My dear friend JL, The author of the blog JL Goes Vegan recently started the "My Pantry Project". When I read the details of the challenge I knew I was in. It's pretty simple- create meals from your own pantry with a goal of trimming down what you have. If you are anything like me- you have A LOT.
As the "Executive Chef" of my own kitchen I often find myself buying ingredients for a specific
recipe idea. I may use them once, or sometimes, even though I have the best of intentions, never use at all.
In preparation for JL's challenge I took stock of my pantry. In doing so I learned a lot about myself. For one, I have so many types of flour it is not even funny (eleven to be exact). And I clearly overbuy when it comes to rice (eight varieties), something I admittedly do not cook often as my family are not big fans. I also cleared out some stuff that was expired (while not proud of it, I will admit I found an item from 2002!)
There are plenty of other things to get through, too- various beans (dried and canned), a variety of grains and a bunch of sugars, too. I did not inventory my spices specifically, but for the duration of my Pantry Challenge I have decided I will not buy any more dried herbs or spices. Instead, I will commit to using solely those in the kitchen drawer (yes I have a whole large drawer dedicated solely to spices and yes, there are a lot of those, too!
Clearly I have my work cut out for me. But, the reward should be some creative, delicious food, a reduced grocery bill and, hopefully a far more organized kitchen!
My first recipe creation has left me two cups of rice, two cups of black beans and three cups of packaged vegetable stock lighter. I love it! The results were good, too. The recipe made enough for me to enjoy a few meals while stocking some in my freezer for the cold, snowy Winter days I am anticipating.
Thanks JL for the gentle nudge. I am really excited about this challenge.
Do you have an overfilled pantry? Are you up for the challenge?

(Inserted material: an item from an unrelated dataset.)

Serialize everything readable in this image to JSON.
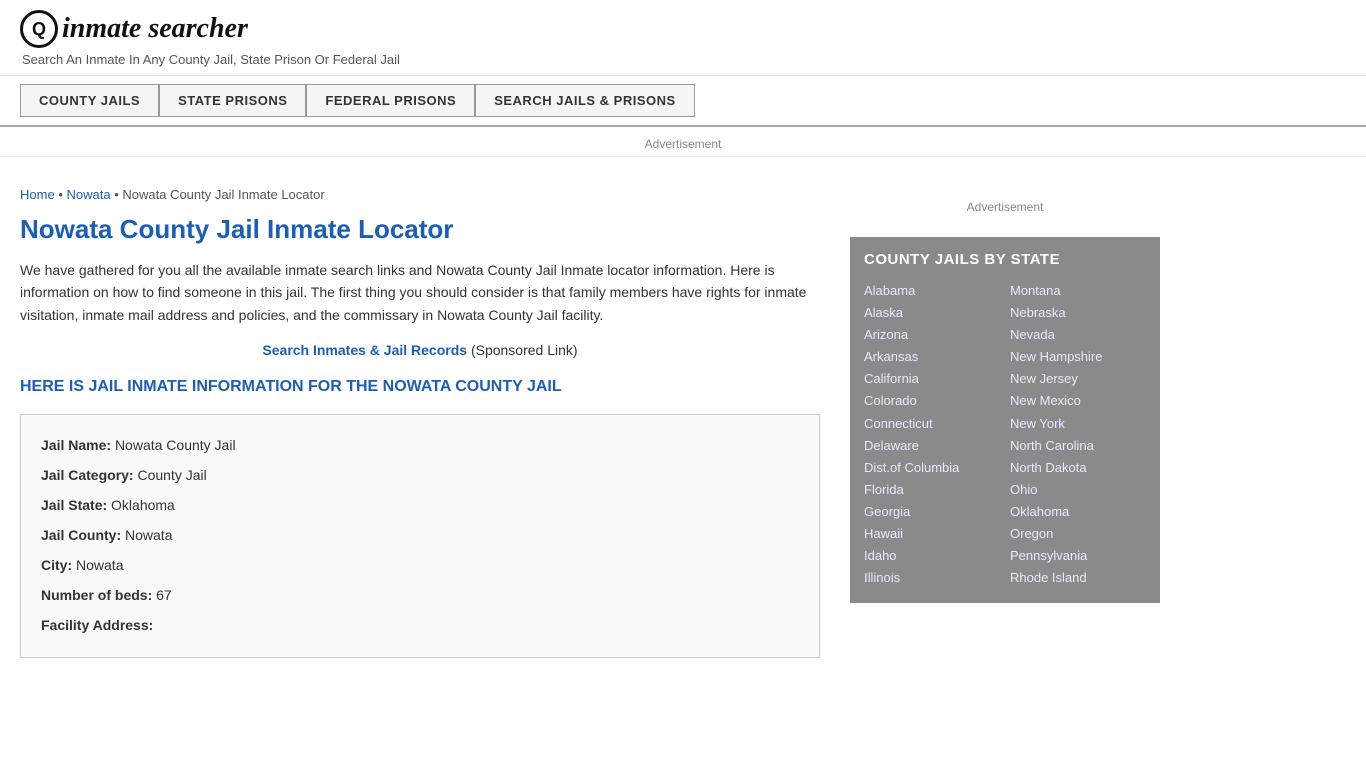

Mushroom, Rice and Black Bean Porridge*
3 carrots, diced
8 oz portabella mushrooms, diced
2 cloves garlic, minced
2 tbsp olive oil
2 tbsp fresh thyme
2 tbsp dried parsley
1 cup wild rice
1 cup brown rice
2 cups black beans (soaked overnight, quick soaked or canned)
1/4 cup Braggs Liquid Aminos
3 qts vegetable stock
3 bay leaves
1 dried guajillo chili, sliced open and seeds removed
Salt and pepper to taste
In a large stock pot over medium heat add the olive oil and carrot. Saute for a few minutes and then add the mushrooms. Saute the mushrooms until they release their liquid and it evaporates. Season with salt and pepper each time you add an ingredient. Add the garlic, black beans and rice and cook a minute or two. Add the Bragg's Liquid Aminos, the vegetable stock, thyme parsley and guajillo chili. Turn to low heat and simmer for an hour or until the beans and rice are tender. Note: since the dish has already been salted the beans may not soften as much as if no salt were added. You could wait to add the salt until the beans are tender. I prefer beans with a little bit of "chew" which is why I add the salt in the beginning).
*Much of the liquid will be absorbed by the rice and beans. If you prefer more of a soup to a porridge add some vegetable stock to create the consistency you prefer toward the end of the cooking process.